October 2015; another LME Dinner Week looms. It’s difficult to imagine that it will be an event bringing unfettered joy and celebration to the denizens of the non-ferrous metal trade – or to the investment community hangers-on. In fact, it’s not a particularly pretty picture; the years of plenty ushered in by the ‘super cycle’ seem no more than a dream, rather than the current nightmare that has metal prices and mining equities both having taken something of a battering; and there are some grim headlines in the news.
The big story of the moment is the fall from grace of Glencore. I have to admit to being one of those who – at the time of the flotation – firmly believed that the share price would by now have been substantially above its opening level. Instead, illustrating that Glasenberg and his cohorts were in fact perhaps good judges of the top of a market, there’s been an accelerating drop in the value of the company, only halted this week by a recovery at least partly predicated on ‘takeover prospects’. Surely it can’t just be me who has difficulty in seeing Glencore as the target rather than the aggressor in such a discussion; but that’s how it is in today’s world. The other mining majors have all seen substantial falls as well.
Meantime, Mick Davis sits in his SW1 eerie with a pocket full of cash, ‘waiting for the right opportunity’. Does Glencore – or at least a slug of the assets – represent that opportunity? You could argue that the timing is perfect, with Glencore bombed out. But, and it’s an important but, the way the market is now, surely the covetable assets are those at the bottom of the cost curve, and that doesn’t altogether apply to much of Glencore’s portfolio. So although that story looks attractive on the surface (and, to be frank, one would guess that some of the Davis investors may have reached the stage where they would really quite like to see some action with their investment), it may well be that the balance of probability weighs against it, however appealing the symmetry of such a deal would appear.
China’s slowdown is probably at the heart of the problems now stacked in front of the resource industry. The strength of the power of suggestion rules here, because China is actually still growing; just at a slower rate than had been predicted by the army of analysts. Who, incidentally, have been making the same error of over-optimism for years. So when growth turns out to be lower than predicted, that has significant effects on the supply/demand balance. At the same time, monetary policy in various countries has conspired to help find a home for excess production of metal which in a more rational world would have been cut after demand began to fall some few years ago. Less demand than anticipated in a market that is over-supplied – that’s why the prices are softening. And softening commodity prices are the pressure behind falling equity prices.
Platinum group metals are not traditionally part of the LME, but it’s very difficult to ignore the Volkswagen story.
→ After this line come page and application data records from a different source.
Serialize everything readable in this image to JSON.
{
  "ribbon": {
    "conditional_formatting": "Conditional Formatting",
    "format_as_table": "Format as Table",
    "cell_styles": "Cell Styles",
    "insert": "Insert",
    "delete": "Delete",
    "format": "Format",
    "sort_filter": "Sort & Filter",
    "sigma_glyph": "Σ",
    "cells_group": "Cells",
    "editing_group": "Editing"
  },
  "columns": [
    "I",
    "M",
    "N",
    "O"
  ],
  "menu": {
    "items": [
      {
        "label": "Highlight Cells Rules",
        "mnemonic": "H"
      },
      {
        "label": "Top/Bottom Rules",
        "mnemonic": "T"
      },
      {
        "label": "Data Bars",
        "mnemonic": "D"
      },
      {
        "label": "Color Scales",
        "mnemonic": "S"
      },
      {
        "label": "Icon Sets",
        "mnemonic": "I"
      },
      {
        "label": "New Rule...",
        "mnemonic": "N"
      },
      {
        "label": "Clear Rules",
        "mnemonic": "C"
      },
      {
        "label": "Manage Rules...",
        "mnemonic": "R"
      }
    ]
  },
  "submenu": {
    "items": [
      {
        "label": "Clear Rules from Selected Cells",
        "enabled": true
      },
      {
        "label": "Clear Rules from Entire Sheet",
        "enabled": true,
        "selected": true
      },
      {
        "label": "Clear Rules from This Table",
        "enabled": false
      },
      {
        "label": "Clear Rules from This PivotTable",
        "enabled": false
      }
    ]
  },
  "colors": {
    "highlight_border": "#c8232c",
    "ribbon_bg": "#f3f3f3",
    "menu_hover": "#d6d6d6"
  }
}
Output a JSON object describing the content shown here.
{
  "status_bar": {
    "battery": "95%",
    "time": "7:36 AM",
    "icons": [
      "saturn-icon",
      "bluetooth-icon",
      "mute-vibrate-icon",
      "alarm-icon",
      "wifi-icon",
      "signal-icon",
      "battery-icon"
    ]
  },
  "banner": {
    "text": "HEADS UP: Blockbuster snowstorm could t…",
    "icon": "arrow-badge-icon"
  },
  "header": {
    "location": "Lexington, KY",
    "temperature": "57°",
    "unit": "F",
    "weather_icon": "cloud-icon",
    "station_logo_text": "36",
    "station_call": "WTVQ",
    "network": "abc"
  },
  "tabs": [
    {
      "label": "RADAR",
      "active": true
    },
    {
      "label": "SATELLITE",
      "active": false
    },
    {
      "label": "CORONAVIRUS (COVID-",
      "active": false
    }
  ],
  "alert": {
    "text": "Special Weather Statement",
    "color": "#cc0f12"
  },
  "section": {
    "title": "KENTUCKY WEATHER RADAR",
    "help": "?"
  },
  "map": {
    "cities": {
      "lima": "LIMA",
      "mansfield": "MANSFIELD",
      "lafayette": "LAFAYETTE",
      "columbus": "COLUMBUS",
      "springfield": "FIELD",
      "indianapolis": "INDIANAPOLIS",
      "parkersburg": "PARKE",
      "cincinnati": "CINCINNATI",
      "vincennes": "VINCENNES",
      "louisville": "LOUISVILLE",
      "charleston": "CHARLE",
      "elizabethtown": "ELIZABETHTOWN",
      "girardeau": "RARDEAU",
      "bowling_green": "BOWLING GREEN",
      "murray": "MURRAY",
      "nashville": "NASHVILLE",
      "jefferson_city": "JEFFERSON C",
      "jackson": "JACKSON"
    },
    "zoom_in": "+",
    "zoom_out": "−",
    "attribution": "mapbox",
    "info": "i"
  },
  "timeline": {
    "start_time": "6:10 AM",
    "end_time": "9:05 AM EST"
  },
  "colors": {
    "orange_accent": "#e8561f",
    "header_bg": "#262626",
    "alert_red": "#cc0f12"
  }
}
That deals a heavy blow to platinum (while potentially encouraging greater palladium use), and that in turn is another weight on the mining industry.
And Less Obvious…
Those are the surface issues, the ones that are very obvious and visible. There’s something else, perhaps less obvious, going on as well though. Banks lend money to commodity companies to enable the trades to be made. That can be in the form of plain loans, L/Cs, structured derivative transactions or other exotica. In good times, those loans tend – to a large percentage – to be syndicated out to other banks, which has the beneficial effect of spreading and diffusing the risk. I understand that that business, right now, is far more sticky, as a result of ratings, interest rate levels and counterparty risk concerns. Those trying to sell on the percentage of loans they don’t want to keep are finding buyers thinner on the ground than they would like and they are therefore being obliged to hold more of this paper than they may ideally wish. That means – I would suggest – that there may be an unhealthy concentration of risk building within those banks who have traditionally large commodity businesses. The ‘too big to fail’ mantra is probably not appropriate for commodity companies – after all, if they are miners, the underlying product doesn’t disappear, and if they are traders, well, they tend not to be of that kind of size – but these are worrying signs in a market that still doesn’t seem to have reached the bottom.
We all know it’s a cyclical business, and it will turn up at some point; nevertheless, although the attendance may be good, these looming shadows may exercise a lot of minds this LME week.